Many institutions deal every day with a large number of paper documents (invoices, vouchers, …). These documents are often treated by employees with a high business knowledge and entered manually in a database or in another type of data storage. This is clearly an inefficient way to use resources. Therefore, the automation of this task is a priority to many institutions.
The goal of this workshop is to show you how ML can be used in the automation of such a process. You will see how to implement algorithms to:
- Classify scanned documents (using a CNN model implemented with Keras)
- Detect the position of a few fields within the document (using a bounding box regression, implemented in Keras)
- Extract the information from these fields (using Tesseract)

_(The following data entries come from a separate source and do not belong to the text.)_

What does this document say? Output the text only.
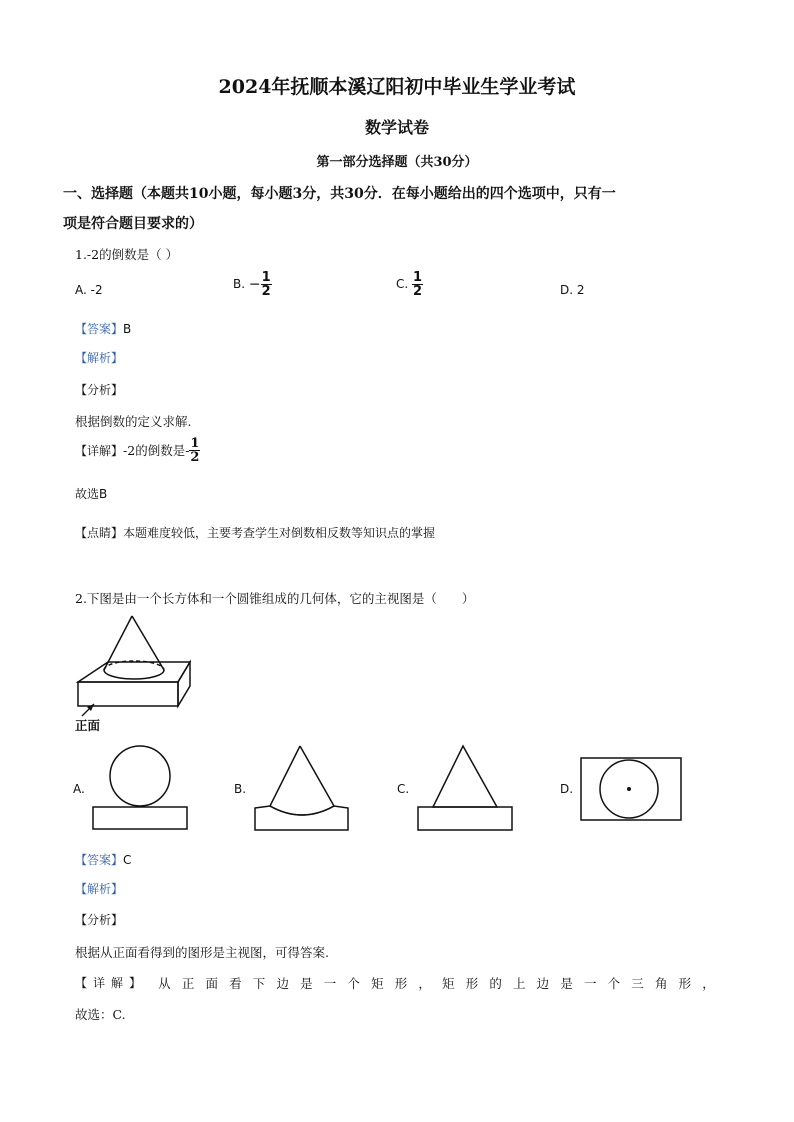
2024年抚顺本溪辽阳初中毕业生学业考试
数学试卷
第一部分选择题（共30分）
一、选择题（本题共10小题，每小题3分，共30分．在每小题给出的四个选项中，只有一
项是符合题目要求的）
1.-2的倒数是（ ）
A. -2	B. − $\frac{1}{2}$	C. $\frac{1}{2}$	D. 2
【答案】B
【解析】
【分析】
根据倒数的定义求解.
【详解】-2的倒数是- $\frac{1}{2}$
故选B
【点睛】本题难度较低，主要考查学生对倒数相反数等知识点的掌握
2.下图是由一个长方体和一个圆锥组成的几何体，它的主视图是（　　）
正面
A.	B.	C.	D.
【答案】C
【解析】
【分析】
根据从正面看得到的图形是主视图，可得答案.
【详解】 从 正 面 看 下 边 是 一 个 矩 形 ， 矩 形 的 上 边 是 一 个 三 角 形 ，
故选：C.
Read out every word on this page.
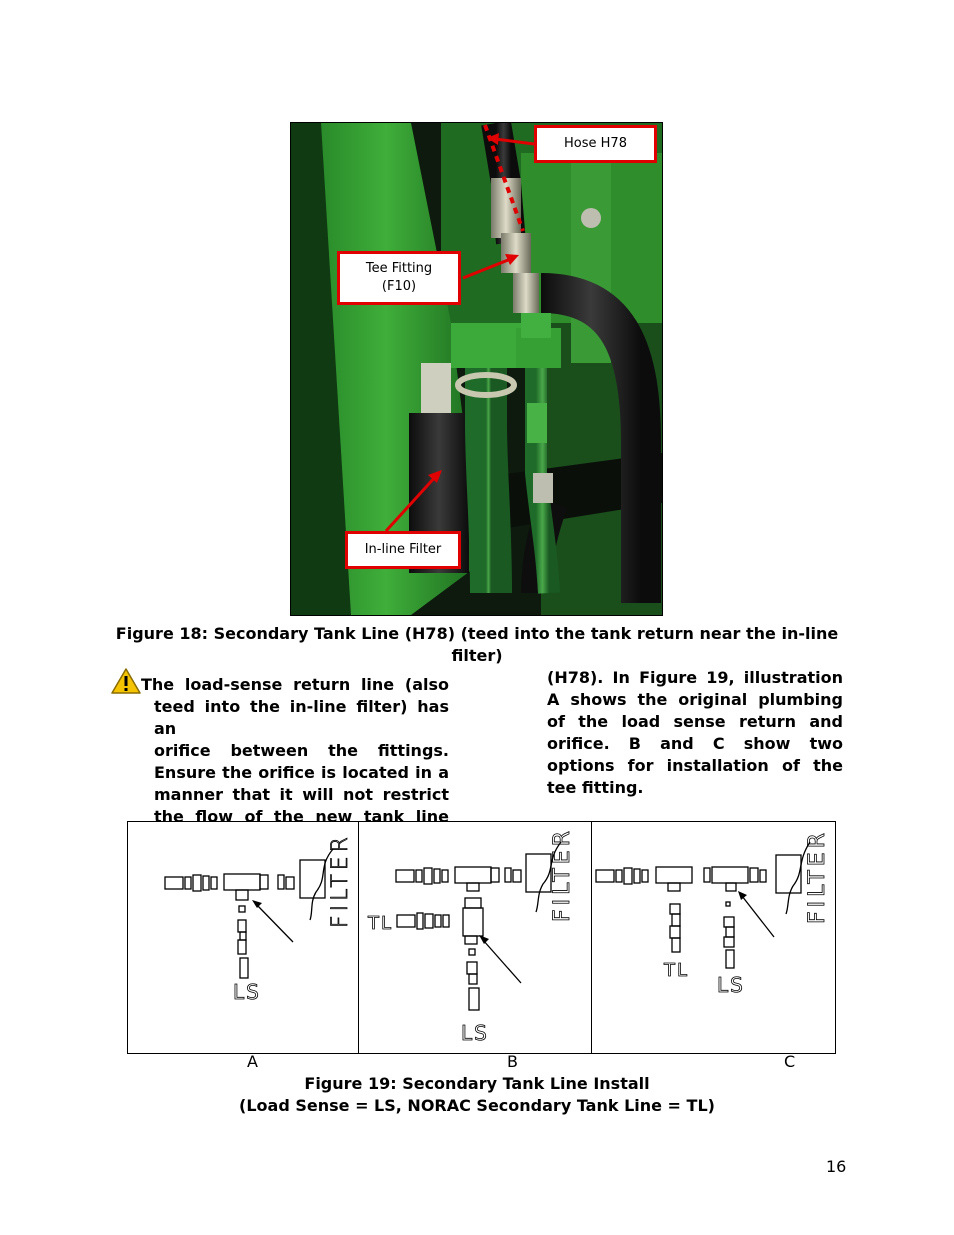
Hose H78
Tee Fitting
(F10)
In-line Filter
Figure 18: Secondary Tank Line (H78) (teed into the tank return near the in-line
filter)

The load-sense return line (also

teed into the in-line filter) has an

orifice between the fittings.

Ensure the orifice is located in a

manner that it will not restrict

the flow of the new tank line

(H78). In Figure 19, illustration A shows the original plumbing of the load sense return and orifice. B and C show two options for installation of the tee fitting.

FILTER
LS
TL
FILTER
LS
TL
FILTER
LS
A	B	C
Figure 19: Secondary Tank Line Install
(Load Sense = LS, NORAC Secondary Tank Line = TL)
16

- Use the human feedback to improve the system performance (human-in-the-loop or HITL)
The notebooks and slides are available here.
This workshop will give the participants a simple and intuitive introduction to image recognition, object detection and a few key aspects of a HITL feedback system.

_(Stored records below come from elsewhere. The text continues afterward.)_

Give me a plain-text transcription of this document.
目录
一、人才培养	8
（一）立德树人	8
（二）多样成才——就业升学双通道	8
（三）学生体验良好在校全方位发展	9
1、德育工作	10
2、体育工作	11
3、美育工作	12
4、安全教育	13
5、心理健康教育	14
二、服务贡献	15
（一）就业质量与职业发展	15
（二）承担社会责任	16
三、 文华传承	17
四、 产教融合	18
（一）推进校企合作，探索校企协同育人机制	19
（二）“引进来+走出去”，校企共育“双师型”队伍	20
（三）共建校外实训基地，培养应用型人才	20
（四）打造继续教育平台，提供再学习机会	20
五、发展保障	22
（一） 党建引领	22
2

Participants will experience first-hand the potential and limitations of these standard computer vision techniques, when applied to the digitalization of scanned documents.
Participants will build, modify and play with these algorithms and explore the role of ML in the automation a tedious and repetitive task with simple algorithms.
Beginner level
- Basic understanding of supervised learning
- Beginner level in a programming language (Python, VBA, C++, R, or Matlab for example)
- Own laptop with modern browser